UN Launches Online Shopping Platform to Cancel Your Emissions

Christiana Figueres, executive secretary of the United Nations Framework Convention on Climate Change (UNFCCC), announced an online carbon credit platform on Tuesday that would allow individuals to shop for options to offset their carbon footprints. Denis Balibouse/Reuters

Offsetting your carbon footprint just became a lot like online shopping.

The United Nations climate body announced on Tuesday the launch of an online platform where anyone—individuals, families, businesses—can buy carbon credits tied to specific projects to "cancel out" their personal emissions.

While previously the practice of buying carbon offset credits was largely the project of major corporations, the United Nations Framework Convention on Climate Change (UNFCCC) hopes its new site will encourage individuals to join too. The platform, announced at a meeting led by Christiana Figueres, executive secretary of the UNFCCC, offers a carbon calculator where users can measure their emissions for a year.

Then, users can choose a "clean development project," like a hydroelectric plant in Karala, India, from a menu. Each project comes with a price tag of how many dollars it requires to offset the equivalent of one ton of your carbon. In the case of the plant in Karala, the price right now is $2.50 a ton. For the average American, whose carbon footprint is around 20 tons per year, a whole year of emissions could be canceled out of the global system for a modest $50.

UN Climate Neutral Now website
UNFCCC Climate Neutral Now

The website is evidently still in progress; while the U.N. says there are at least 8,000 projects that can offer certified emission reduction (CER) credits, only seven appear on the site now.

The practice of buying carbon credits to "cancel out" one's own emissions has been criticized by writer Naomi Klein, author of This Changes Everything, who sees it as providing an excuse for companies to maintain business-as-usual emissions.

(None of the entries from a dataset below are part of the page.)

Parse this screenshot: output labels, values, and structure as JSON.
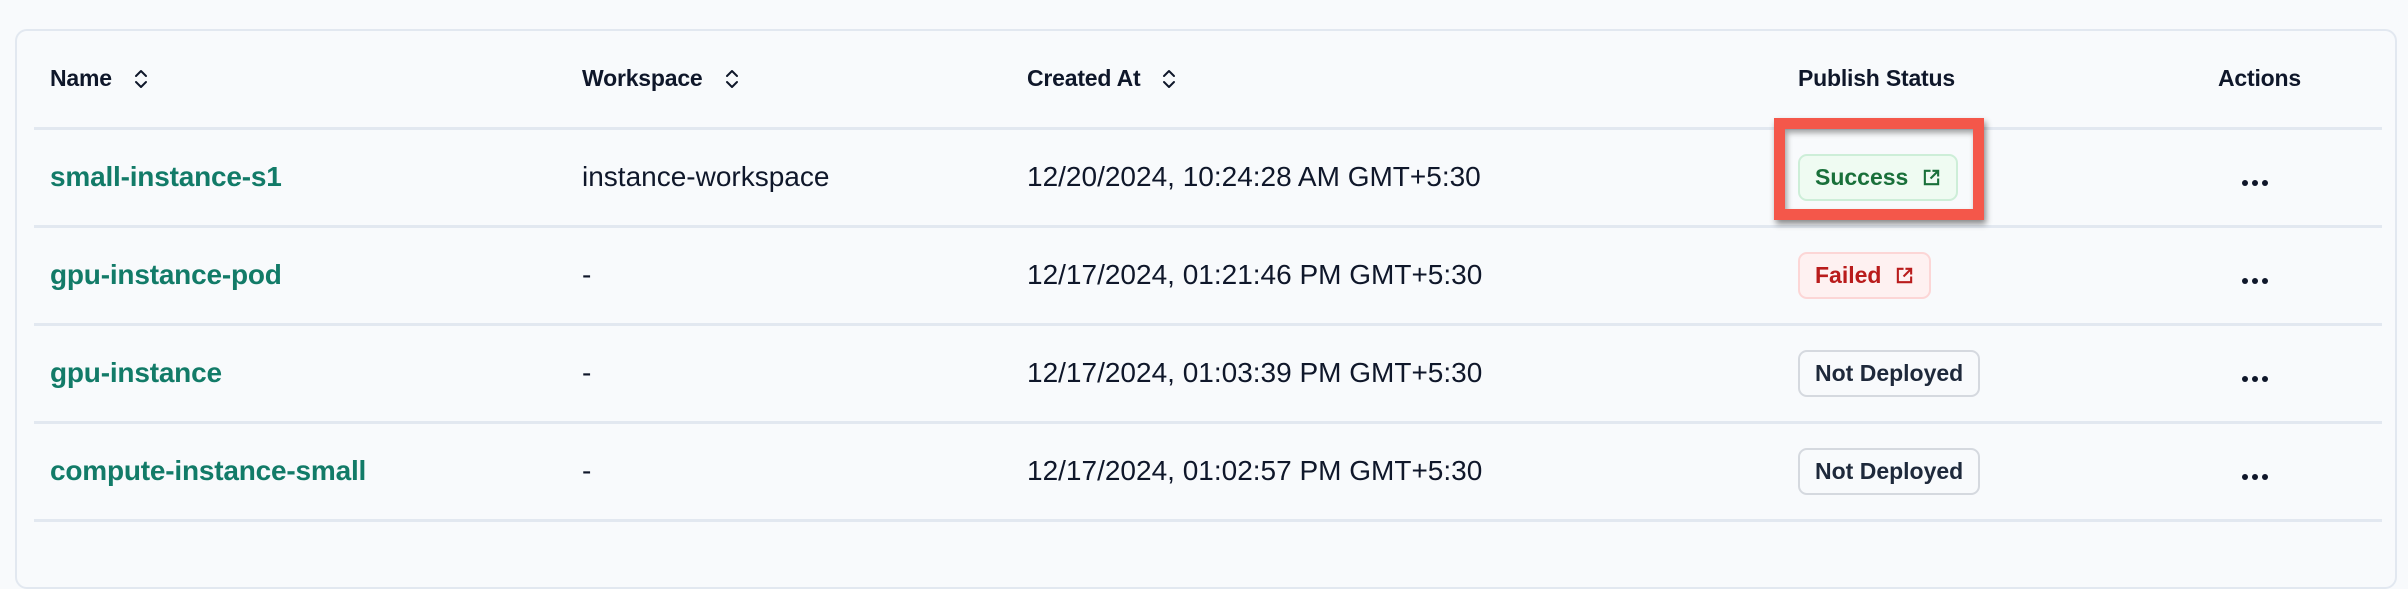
{
  "table": {
    "columns": [
      {
        "label": "Name",
        "sortable": true,
        "sort_icon": "sort-updown-icon"
      },
      {
        "label": "Workspace",
        "sortable": true,
        "sort_icon": "sort-updown-icon"
      },
      {
        "label": "Created At",
        "sortable": true,
        "sort_icon": "sort-updown-icon"
      },
      {
        "label": "Publish Status",
        "sortable": false
      },
      {
        "label": "Actions",
        "sortable": false
      }
    ],
    "rows": [
      {
        "name": "small-instance-s1",
        "workspace": "instance-workspace",
        "created_at": "12/20/2024, 10:24:28 AM GMT+5:30",
        "status": "Success",
        "status_type": "success",
        "status_icon": "external-link-icon",
        "actions_icon": "more-horizontal-icon"
      },
      {
        "name": "gpu-instance-pod",
        "workspace": "-",
        "created_at": "12/17/2024, 01:21:46 PM GMT+5:30",
        "status": "Failed",
        "status_type": "failed",
        "status_icon": "external-link-icon",
        "actions_icon": "more-horizontal-icon"
      },
      {
        "name": "gpu-instance",
        "workspace": "-",
        "created_at": "12/17/2024, 01:03:39 PM GMT+5:30",
        "status": "Not Deployed",
        "status_type": "neutral",
        "actions_icon": "more-horizontal-icon"
      },
      {
        "name": "compute-instance-small",
        "workspace": "-",
        "created_at": "12/17/2024, 01:02:57 PM GMT+5:30",
        "status": "Not Deployed",
        "status_type": "neutral",
        "actions_icon": "more-horizontal-icon"
      }
    ]
  },
  "highlight": {
    "target": "row-0-publish-status",
    "color": "#f4574a"
  },
  "colors": {
    "link": "#127b68",
    "success": "#19703a",
    "failed": "#b91c1c",
    "neutral": "#1e293b",
    "border": "#e2e8f0",
    "background": "#f8fafc"
  }
}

But the U.N. insists that the credit system will immediately speed up the reduction of carbon emissions overall, while companies work under growing pressure from governments to draw down their own emissions.

"I drive a hybrid car, I ride a public tram. But the second I get on that tram, I am already responsible for a portion of those emissions. Our emissions are not entirely under our control," Figueres said. The carbon credits system offers a chance to offset the parts of our emissions we can't, at the moment, eradicate. "There is no excuse for anyone but to be climate neutral now," she said. Figueres said she'd just used the system herself.

"I have done that personally. I have offset my lifetime carbon emissions for myself and my family. You over-estimate your emissions, and then you offset them," she said. "The look on the face of my daughters when I said we were climate neutral.... It's possible, it's exciting, and it's something we all need to work toward."

The UNFCCC also hopes the platform will infuse much-needed cash into clean energy projects in developing nations. The International Carbon Reduction and Offsetting Alliance (ICROA) recently partnered with Imperial College London to study the economic effects of carbon credits, and found that for each ton of carbon offset, $644 worth of tangential benefits, like "poverty alleviation, infrastructure development and nature conservation," came with it.